Paris(ANN)-The French government says it has no plans to impose a state of emergency amid the worst civil unrest in France in more than a decade.

Imposing a state of emergency “is one option among others, but for now it’s not on the table,”  said Laurent Nunez, the French junior interior minister, on Monday.

 

Nunez made the comment to RTL radio after several police unions urged the government to grant the country’s law enforcement agencies greater powers to contain the nationwide protests, which caused chaos and destruction in cities over the weekend.

Protests first erupted last month in rural France among citizens who said they could not afford higher fuel taxes. The movement has since transformed into a broader rebuke of Macron’s policies, and it has taken on a name of its own: the “yellow vest” protests, a reference to the vests worn by people active in the transportation industry.
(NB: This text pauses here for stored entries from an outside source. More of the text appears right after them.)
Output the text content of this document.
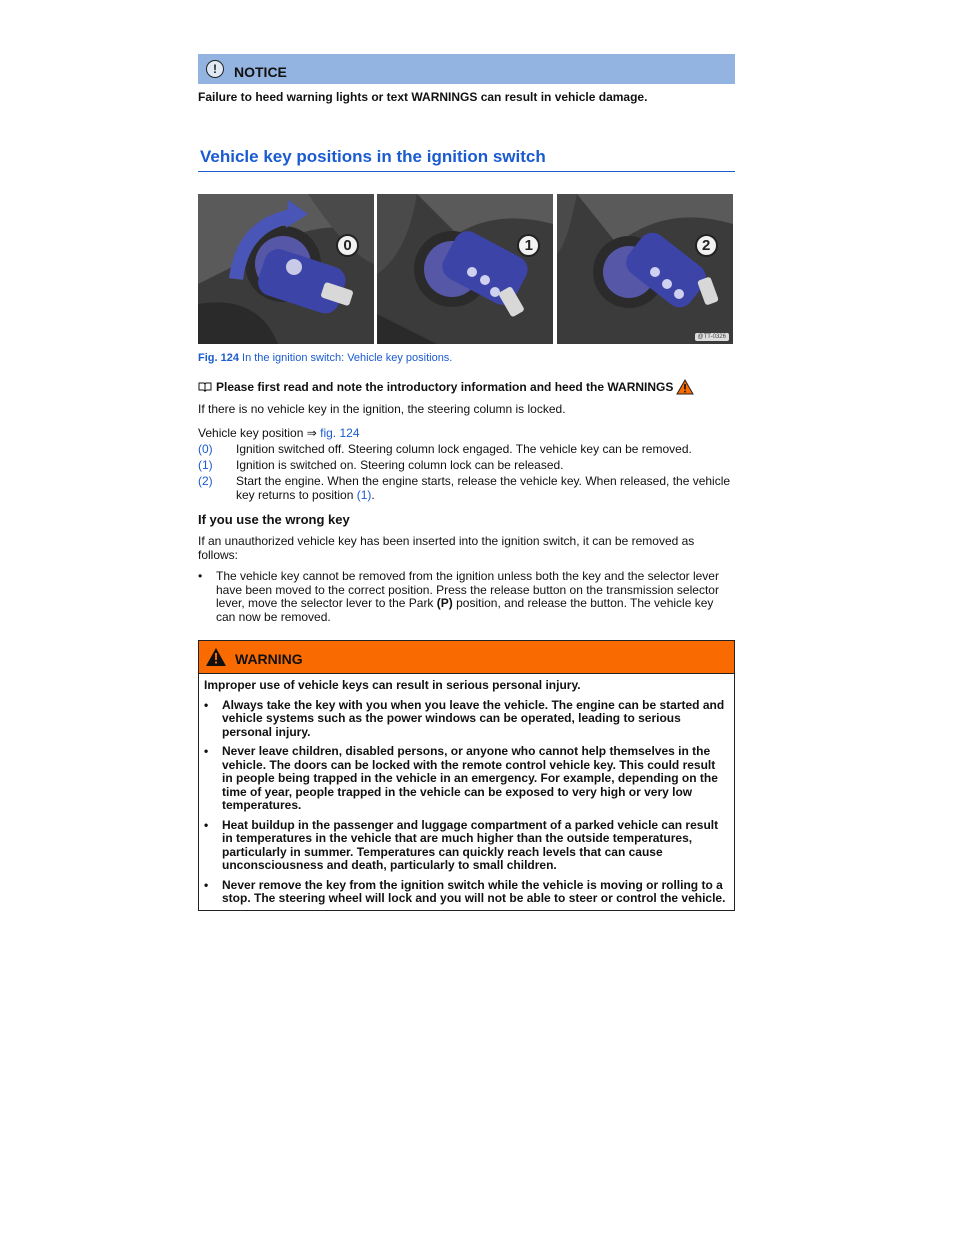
!	NOTICE
Failure to heed warning lights or text WARNINGS can result in vehicle damage.
Vehicle key positions in the ignition switch
0	1	2
@TT-0326
Fig. 124 In the ignition switch: Vehicle key positions.
Please first read and note the introductory information and heed the WARNINGS
If there is no vehicle key in the ignition, the steering column is locked.
Vehicle key position ⇒ fig. 124
(0)	Ignition switched off. Steering column lock engaged. The vehicle key can be removed.
(1)	Ignition is switched on. Steering column lock can be released.
(2)	Start the engine. When the engine starts, release the vehicle key. When released, the vehicle key returns to position (1).
If you use the wrong key
If an unauthorized vehicle key has been inserted into the ignition switch, it can be removed as follows:
•	The vehicle key cannot be removed from the ignition unless both the key and the selector lever have been moved to the correct position. Press the release button on the transmission selector lever, move the selector lever to the Park (P) position, and release the button. The vehicle key can now be removed.
WARNING
Improper use of vehicle keys can result in serious personal injury.
•	Always take the key with you when you leave the vehicle. The engine can be started and vehicle systems such as the power windows can be operated, leading to serious personal injury.
•	Never leave children, disabled persons, or anyone who cannot help themselves in the vehicle. The doors can be locked with the remote control vehicle key. This could result in people being trapped in the vehicle in an emergency. For example, depending on the time of year, people trapped in the vehicle can be exposed to very high or very low temperatures.
•	Heat buildup in the passenger and luggage compartment of a parked vehicle can result in temperatures in the vehicle that are much higher than the outside temperatures, particularly in summer. Temperatures can quickly reach levels that can cause unconsciousness and death, particularly to small children.
•	Never remove the key from the ignition switch while the vehicle is moving or rolling to a stop. The steering wheel will lock and you will not be able to steer or control the vehicle.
‘Some clearly intended to kill’

Asked about the possibility of banning further protest rallies, Nunez said, “We’d have to be capable of stopping it, because these are determined people who would come anyway.”
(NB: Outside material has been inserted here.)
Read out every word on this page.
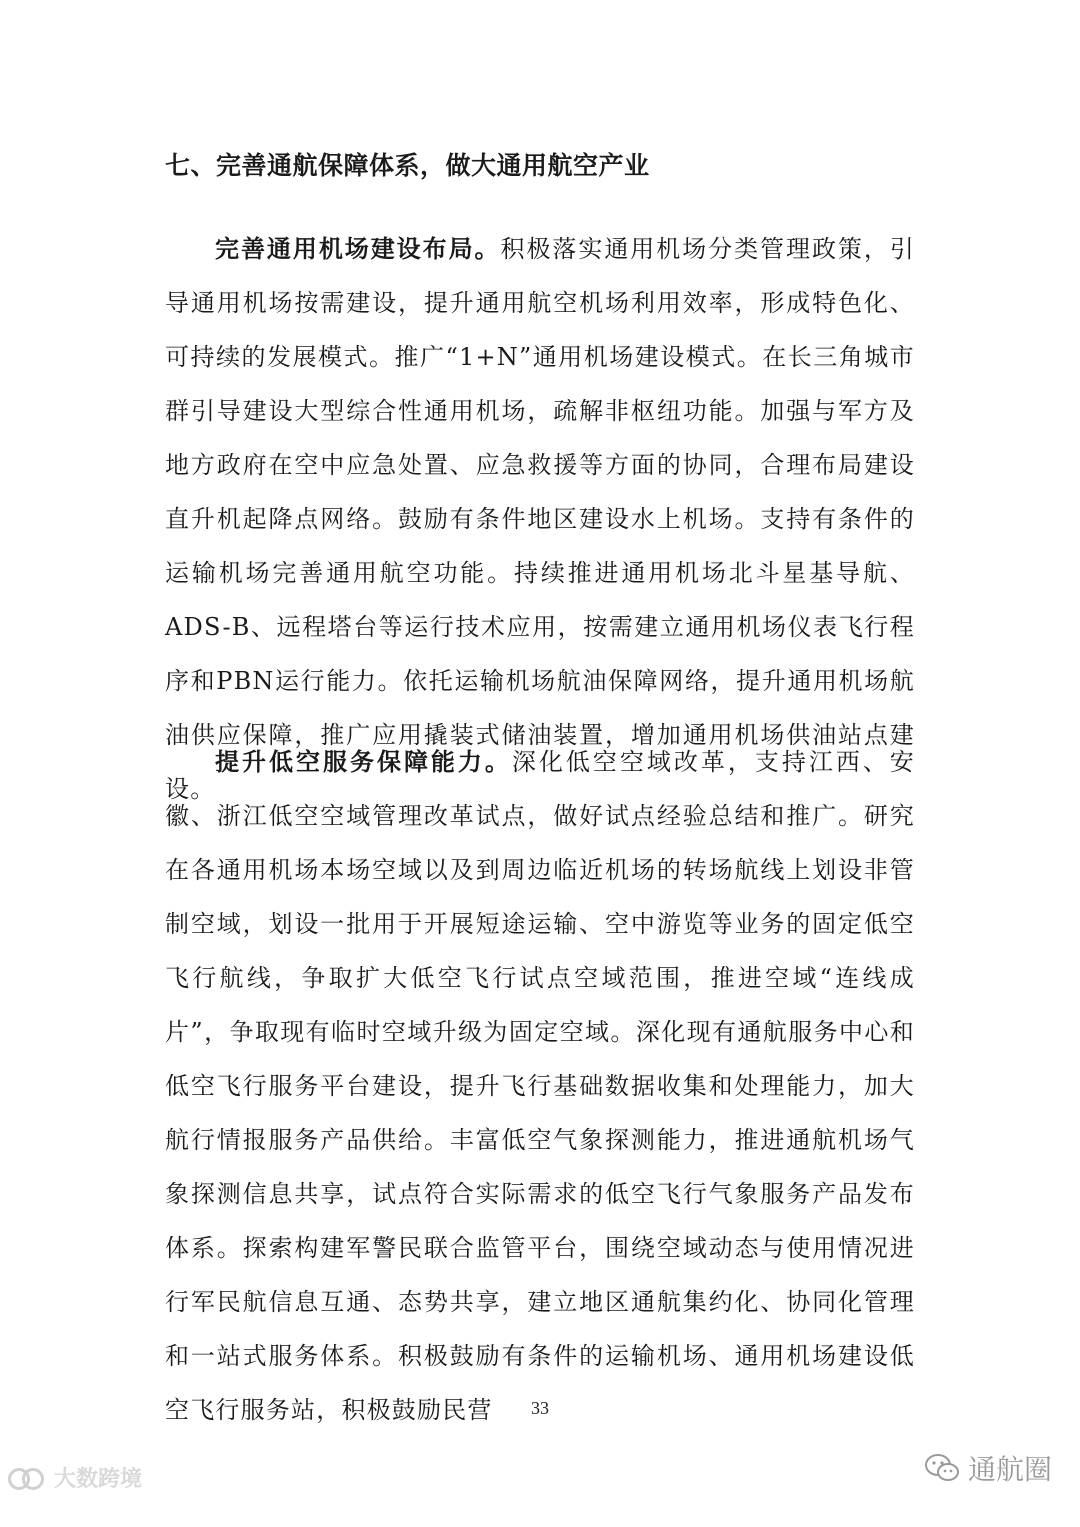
七、完善通航保障体系，做大通用航空产业

完善通用机场建设布局。积极落实通用机场分类管理政策，引导通用机场按需建设，提升通用航空机场利用效率，形成特色化、可持续的发展模式。推广“1+N”通用机场建设模式。在长三角城市群引导建设大型综合性通用机场，疏解非枢纽功能。加强与军方及地方政府在空中应急处置、应急救援等方面的协同，合理布局建设直升机起降点网络。鼓励有条件地区建设水上机场。支持有条件的运输机场完善通用航空功能。持续推进通用机场北斗星基导航、ADS-B、远程塔台等运行技术应用，按需建立通用机场仪表飞行程序和PBN运行能力。依托运输机场航油保障网络，提升通用机场航油供应保障，推广应用撬装式储油装置，增加通用机场供油站点建设。

提升低空服务保障能力。深化低空空域改革，支持江西、安徽、浙江低空空域管理改革试点，做好试点经验总结和推广。研究在各通用机场本场空域以及到周边临近机场的转场航线上划设非管制空域，划设一批用于开展短途运输、空中游览等业务的固定低空飞行航线，争取扩大低空飞行试点空域范围，推进空域“连线成片”，争取现有临时空域升级为固定空域。深化现有通航服务中心和低空飞行服务平台建设，提升飞行基础数据收集和处理能力，加大航行情报服务产品供给。丰富低空气象探测能力，推进通航机场气象探测信息共享，试点符合实际需求的低空飞行气象服务产品发布体系。探索构建军警民联合监管平台，围绕空域动态与使用情况进行军民航信息互通、态势共享，建立地区通航集约化、协同化管理和一站式服务体系。积极鼓励有条件的运输机场、通用机场建设低空飞行服务站，积极鼓励民营	33
大数跨境	通航圈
He claimed that some of the protesters “clearly intended to kill” during the protests last Saturday, citing the seizure of hammers and steel marbles from some of the 412 people arrested, and the near-lynching of a police officer near the Arc de Triomphe war memorial.
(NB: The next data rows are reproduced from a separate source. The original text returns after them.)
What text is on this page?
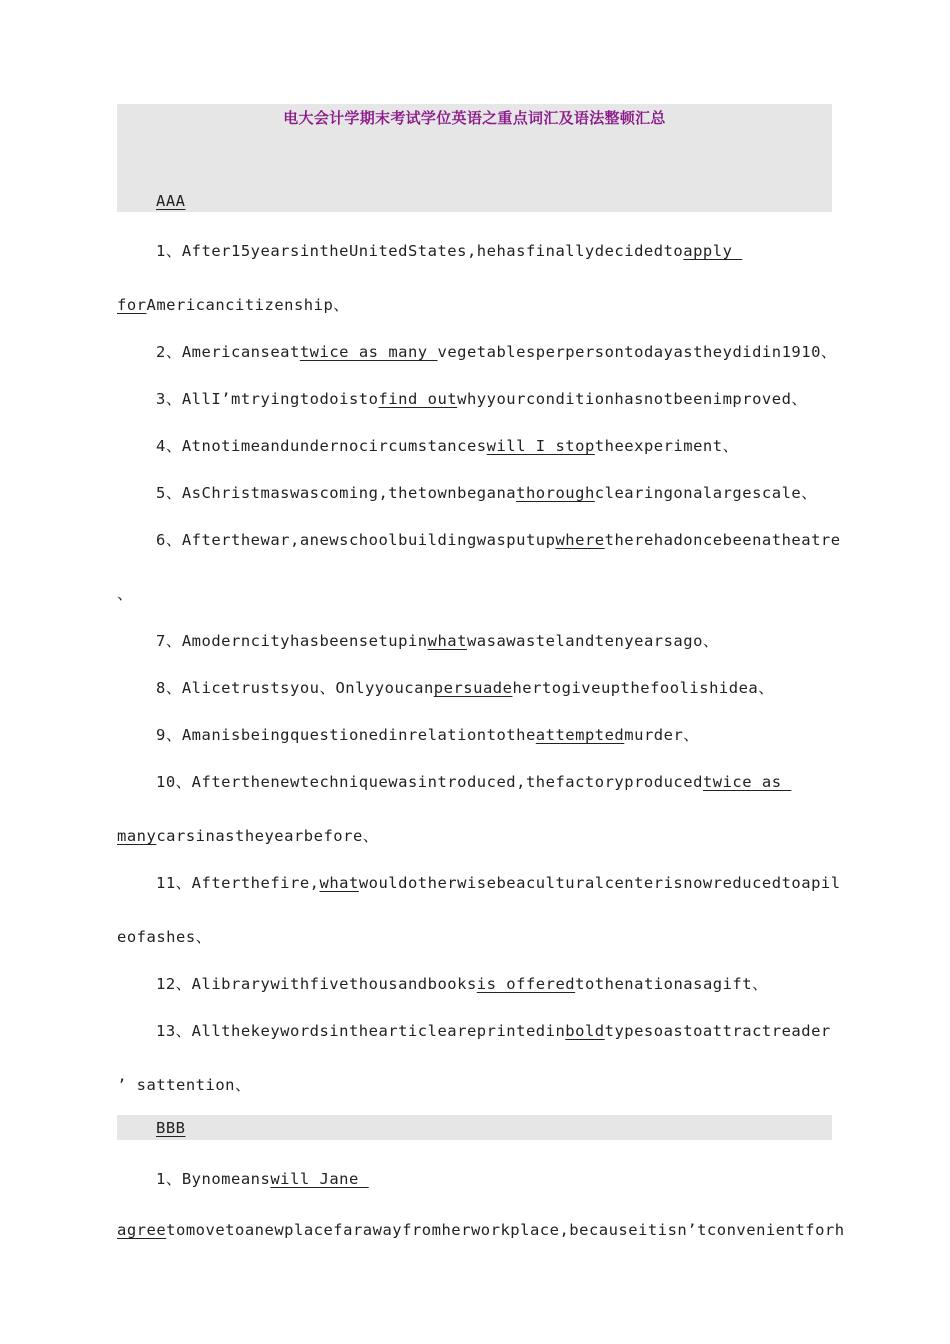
电大会计学期末考试学位英语之重点词汇及语法整顿汇总
AAA
BBB
1、After15yearsintheUnitedStates,hehasfinallydecidedtoapply
forAmericancitizenship、
2、Americanseattwice as many vegetablesperpersontodayastheydidin1910、
3、AllI’mtryingtodoistofind outwhyyourconditionhasnotbeenimproved、
4、Atnotimeandundernocircumstanceswill I stoptheexperiment、
5、AsChristmaswascoming,thetownbeganathoroughclearingonalargescale、
6、Afterthewar,anewschoolbuildingwasputupwheretherehadoncebeenatheatre
、
7、Amoderncityhasbeensetupinwhatwasawastelandtenyearsago、
8、Alicetrustsyou、Onlyyoucanpersuadehertogiveupthefoolishidea、
9、Amanisbeingquestionedinrelationtotheattemptedmurder、
10、Afterthenewtechniquewasintroduced,thefactoryproducedtwice as
manycarsinastheyearbefore、
11、Afterthefire,whatwouldotherwisebeaculturalcenterisnowreducedtoapil
eofashes、
12、Alibrarywithfivethousandbooksis offeredtothenationasagift、
13、Allthekeywordsinthearticleareprintedinboldtypesoastoattractreader
’ sattention、
1、Bynomeanswill Jane
agreetomovetoanewplacefarawayfromherworkplace,becauseitisn’tconvenientforh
Back in 2005, the French government imposed a state of emergency during three weeks of riots in Paris and other French cities by youths in poor suburbs.

Ambulance drivers protest, too

Meanwhile, French ambulance drivers on Monday joined the nationwide protests. They blamed the 40-year-old President Emmanuel Macron, whom they see as detached from the everyday struggles of ordinary people, for their woes.

Ambulance drivers demonstrate near the French National Assembly in Paris, on December 3, 2018, to protest against their working conditions. (Photo by AFP)

The government has attempted to soothe the grievances of the protesters. On Monday, Finance Minister Bruno Le Maire said that to foster greater prosperity for all citizens, tax cuts should be accelerated and the pace of public spending cuts quickened.

“We cannot take away with one hand what we are giving to those who are working with our other hand; and therefore, as a consequence, we have to speed up our tax cut plans,” Le Maire said at a news conference.

“Less public spending and less taxes, those are the conditions needed to put France back on the right track, those are the conditions for the prosperity of all French people, those are the conditions to get us out of our debt burden,” he said.

But it was not clear if those remarks reflected the thinking of President Macron.